Former deputy United States trade representative Miriam Sapiro writes in the NYT:

Here are some facts lost in the heat of primary season. Excluding oil, the United States actually has a trade surplus in manufactured goods (you read that right) with the 20 countries with which it has trade agreements (although that does not include China). Over all, the United States enjoys an annual trade surplus in services, driven by financial services and intellectual-property licensing, of more than $200 billion.

Trade agreements support these trends by prying open foreign markets for American goods and services. Without greater access, the United States will have a difficult time creating more jobs: Nearly all of the world’s population lives outside its borders.

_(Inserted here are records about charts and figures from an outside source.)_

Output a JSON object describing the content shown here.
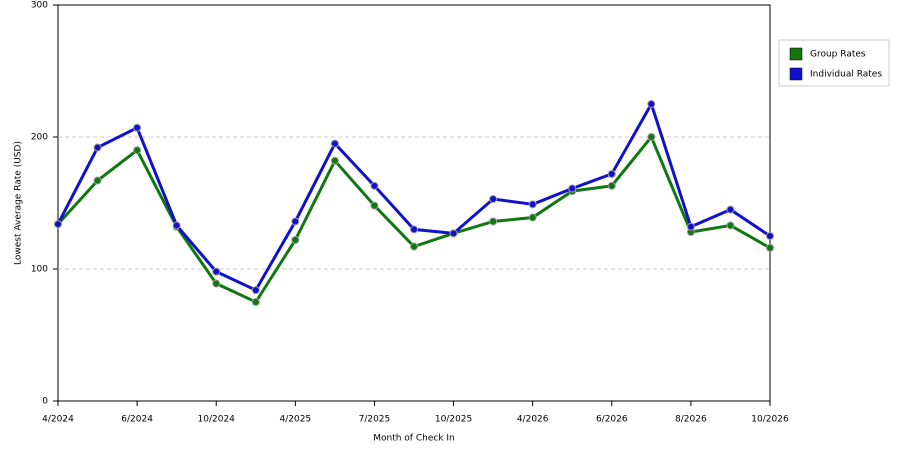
{
  "chart_data": {
    "type": "line",
    "x_label": "Month of Check In",
    "y_label": "Lowest Average Rate (USD)",
    "categories": [
      "4/2024",
      null,
      "6/2024",
      null,
      "10/2024",
      null,
      "4/2025",
      null,
      "7/2025",
      null,
      "10/2025",
      null,
      "4/2026",
      null,
      "6/2026",
      null,
      "8/2026",
      null,
      "10/2026"
    ],
    "series": [
      {
        "name": "Group Rates",
        "color": "#117711",
        "values": [
          134,
          167,
          190,
          132,
          89,
          75,
          122,
          182,
          148,
          117,
          127,
          136,
          139,
          159,
          163,
          200,
          128,
          133,
          116
        ]
      },
      {
        "name": "Individual Rates",
        "color": "#1111cc",
        "values": [
          134,
          192,
          207,
          133,
          98,
          84,
          136,
          195,
          163,
          130,
          127,
          153,
          149,
          161,
          172,
          225,
          132,
          145,
          125
        ]
      }
    ],
    "ylim": [
      0,
      300
    ],
    "yticks": [
      0,
      100,
      200,
      300
    ],
    "grid": true,
    "legend": "top-right"
  }
}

The Department of Commerce estimates that every increase of $1 billion in exports sustains nearly 6,000 jobs, and that export-related jobs pay on average 18 percent more than jobs focused on the domestic market. We’d be foolish to start a trade war by imposing tariffs on products from China, Mexico or other countries, which would increase prices and invite retaliation that would hurt American exports.

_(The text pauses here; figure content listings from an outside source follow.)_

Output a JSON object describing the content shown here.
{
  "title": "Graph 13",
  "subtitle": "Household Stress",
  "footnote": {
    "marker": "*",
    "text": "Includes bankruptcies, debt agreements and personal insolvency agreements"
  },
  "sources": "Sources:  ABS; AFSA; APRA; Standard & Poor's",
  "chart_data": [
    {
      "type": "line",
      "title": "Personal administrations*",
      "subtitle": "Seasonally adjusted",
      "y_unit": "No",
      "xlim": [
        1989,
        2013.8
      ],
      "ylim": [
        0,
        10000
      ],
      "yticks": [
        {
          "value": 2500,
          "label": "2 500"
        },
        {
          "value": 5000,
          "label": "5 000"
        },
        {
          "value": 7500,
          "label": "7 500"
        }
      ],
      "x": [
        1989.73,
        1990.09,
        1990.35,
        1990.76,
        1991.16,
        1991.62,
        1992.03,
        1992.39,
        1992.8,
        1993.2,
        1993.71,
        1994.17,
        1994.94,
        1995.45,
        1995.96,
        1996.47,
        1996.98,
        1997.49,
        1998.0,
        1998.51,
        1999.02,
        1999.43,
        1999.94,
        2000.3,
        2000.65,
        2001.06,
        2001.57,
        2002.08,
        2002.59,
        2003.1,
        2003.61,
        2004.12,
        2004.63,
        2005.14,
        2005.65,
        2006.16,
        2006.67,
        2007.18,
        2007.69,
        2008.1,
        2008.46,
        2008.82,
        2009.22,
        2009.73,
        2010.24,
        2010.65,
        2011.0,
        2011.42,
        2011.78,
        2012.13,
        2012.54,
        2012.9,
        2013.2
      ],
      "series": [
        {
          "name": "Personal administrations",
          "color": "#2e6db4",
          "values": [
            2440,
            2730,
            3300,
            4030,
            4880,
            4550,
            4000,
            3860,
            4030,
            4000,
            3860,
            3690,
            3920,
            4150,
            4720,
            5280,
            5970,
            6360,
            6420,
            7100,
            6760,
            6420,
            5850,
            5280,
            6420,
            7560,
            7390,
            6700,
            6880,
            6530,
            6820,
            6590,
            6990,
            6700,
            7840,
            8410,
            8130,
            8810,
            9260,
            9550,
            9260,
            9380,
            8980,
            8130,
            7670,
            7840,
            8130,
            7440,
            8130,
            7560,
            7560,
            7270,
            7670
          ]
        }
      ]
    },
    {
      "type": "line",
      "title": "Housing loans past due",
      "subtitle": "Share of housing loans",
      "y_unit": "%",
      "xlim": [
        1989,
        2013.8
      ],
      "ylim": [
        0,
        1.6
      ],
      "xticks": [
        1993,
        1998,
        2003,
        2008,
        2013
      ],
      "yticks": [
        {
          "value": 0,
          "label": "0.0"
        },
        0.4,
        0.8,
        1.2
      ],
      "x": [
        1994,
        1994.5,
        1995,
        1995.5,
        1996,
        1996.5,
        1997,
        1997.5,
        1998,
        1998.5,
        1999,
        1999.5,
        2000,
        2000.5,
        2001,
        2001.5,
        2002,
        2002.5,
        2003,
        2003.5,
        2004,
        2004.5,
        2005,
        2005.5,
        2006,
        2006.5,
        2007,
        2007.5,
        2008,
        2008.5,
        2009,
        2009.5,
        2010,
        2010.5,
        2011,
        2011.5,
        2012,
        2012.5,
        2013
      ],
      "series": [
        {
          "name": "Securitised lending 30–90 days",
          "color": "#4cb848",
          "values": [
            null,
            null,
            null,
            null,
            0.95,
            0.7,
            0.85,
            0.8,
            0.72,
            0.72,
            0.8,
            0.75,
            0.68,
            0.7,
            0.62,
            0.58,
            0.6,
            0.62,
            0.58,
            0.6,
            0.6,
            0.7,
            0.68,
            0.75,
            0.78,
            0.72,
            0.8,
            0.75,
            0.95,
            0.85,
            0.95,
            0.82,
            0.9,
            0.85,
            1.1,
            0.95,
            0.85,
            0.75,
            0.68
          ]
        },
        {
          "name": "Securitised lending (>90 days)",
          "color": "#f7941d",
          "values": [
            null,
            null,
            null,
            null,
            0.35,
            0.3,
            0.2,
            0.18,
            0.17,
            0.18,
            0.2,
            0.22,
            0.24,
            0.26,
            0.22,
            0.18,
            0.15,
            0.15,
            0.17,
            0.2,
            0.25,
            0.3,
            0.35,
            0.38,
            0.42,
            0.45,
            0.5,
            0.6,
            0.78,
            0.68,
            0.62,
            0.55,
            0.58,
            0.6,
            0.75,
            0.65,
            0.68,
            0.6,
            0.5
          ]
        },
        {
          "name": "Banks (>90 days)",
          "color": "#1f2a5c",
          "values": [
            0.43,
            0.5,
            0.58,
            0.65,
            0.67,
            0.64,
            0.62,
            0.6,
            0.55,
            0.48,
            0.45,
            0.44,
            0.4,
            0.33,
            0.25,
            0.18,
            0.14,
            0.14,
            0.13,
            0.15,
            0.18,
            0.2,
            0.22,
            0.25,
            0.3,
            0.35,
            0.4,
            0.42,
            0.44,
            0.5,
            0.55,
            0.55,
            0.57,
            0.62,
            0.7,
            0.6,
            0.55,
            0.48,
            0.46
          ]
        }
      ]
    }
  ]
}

Tariffs damage both countries. They damage exporters, they damage consumers and they also damage the overall economy by protecting selected industries and not having investment flow to the areas where a country has the best competitive advantage.

To understand how dismantling trade barriers helps the country, we also need to take a broader view of the American economy, and not focus solely on disruptions and lost jobs in particular sectors.

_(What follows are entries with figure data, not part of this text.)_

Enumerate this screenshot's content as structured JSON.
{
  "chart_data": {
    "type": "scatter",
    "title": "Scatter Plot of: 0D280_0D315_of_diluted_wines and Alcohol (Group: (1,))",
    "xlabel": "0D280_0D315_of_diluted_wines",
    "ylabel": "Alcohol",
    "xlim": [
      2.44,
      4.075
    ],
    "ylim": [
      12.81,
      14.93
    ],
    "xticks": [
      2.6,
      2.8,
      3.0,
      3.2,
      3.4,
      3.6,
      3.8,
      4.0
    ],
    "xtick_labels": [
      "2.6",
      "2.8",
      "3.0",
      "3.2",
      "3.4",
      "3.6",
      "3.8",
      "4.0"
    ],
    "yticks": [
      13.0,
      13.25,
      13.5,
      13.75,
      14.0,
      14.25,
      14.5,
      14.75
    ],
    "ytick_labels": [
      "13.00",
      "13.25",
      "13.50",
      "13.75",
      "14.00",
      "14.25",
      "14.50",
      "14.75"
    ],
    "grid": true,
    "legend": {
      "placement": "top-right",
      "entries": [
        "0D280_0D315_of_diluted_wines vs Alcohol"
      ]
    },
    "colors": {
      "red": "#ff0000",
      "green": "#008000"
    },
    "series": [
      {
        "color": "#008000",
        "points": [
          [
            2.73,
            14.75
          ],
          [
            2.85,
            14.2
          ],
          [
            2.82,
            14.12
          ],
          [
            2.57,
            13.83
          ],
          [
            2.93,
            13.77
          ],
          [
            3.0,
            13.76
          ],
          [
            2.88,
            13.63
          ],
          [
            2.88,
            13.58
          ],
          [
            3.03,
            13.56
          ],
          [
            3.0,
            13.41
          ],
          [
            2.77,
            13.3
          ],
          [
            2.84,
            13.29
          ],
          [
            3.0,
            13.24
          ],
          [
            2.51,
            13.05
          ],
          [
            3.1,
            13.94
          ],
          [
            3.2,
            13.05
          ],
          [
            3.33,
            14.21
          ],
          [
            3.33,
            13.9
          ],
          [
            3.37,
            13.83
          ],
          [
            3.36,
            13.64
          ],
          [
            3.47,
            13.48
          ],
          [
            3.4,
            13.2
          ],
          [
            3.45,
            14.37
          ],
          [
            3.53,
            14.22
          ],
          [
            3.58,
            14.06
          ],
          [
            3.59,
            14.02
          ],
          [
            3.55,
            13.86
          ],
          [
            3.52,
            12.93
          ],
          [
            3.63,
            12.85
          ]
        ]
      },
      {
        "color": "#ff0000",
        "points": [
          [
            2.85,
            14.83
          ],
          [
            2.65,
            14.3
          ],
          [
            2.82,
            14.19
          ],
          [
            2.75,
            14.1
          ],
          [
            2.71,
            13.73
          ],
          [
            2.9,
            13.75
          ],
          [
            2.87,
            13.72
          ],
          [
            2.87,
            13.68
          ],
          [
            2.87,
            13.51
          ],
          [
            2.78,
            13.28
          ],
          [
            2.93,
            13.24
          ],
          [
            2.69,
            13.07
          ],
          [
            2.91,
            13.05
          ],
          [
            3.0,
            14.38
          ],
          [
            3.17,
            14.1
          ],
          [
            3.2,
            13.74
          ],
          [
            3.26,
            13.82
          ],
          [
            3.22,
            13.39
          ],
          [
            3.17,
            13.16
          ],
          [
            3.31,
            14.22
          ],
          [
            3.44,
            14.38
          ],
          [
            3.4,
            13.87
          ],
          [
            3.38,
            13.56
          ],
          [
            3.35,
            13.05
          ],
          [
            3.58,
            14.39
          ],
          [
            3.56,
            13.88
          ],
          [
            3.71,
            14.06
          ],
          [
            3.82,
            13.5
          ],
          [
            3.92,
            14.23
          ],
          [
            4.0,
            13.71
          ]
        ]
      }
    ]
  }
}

There are many things economists disagree on. But there is a near universal (over 85%) view that reducing trade barriers helps the economy of all countries. The political problem is that the sectors that lose jobs are specific and known and can be blamed on the loss of protection, while the job gains are more widespread and not associated with the removal of barriers.

For example, while the North American Free Trade Agreement is routinely criticized as sending American jobs abroad, data from the Peterson Institute shows that in the seven years after the pact’s passage, nearly 17 million jobs were added in this country and unemployment fell to 4.0 percent, from 6.9 percent.

The rhetoric against NAFTA is false.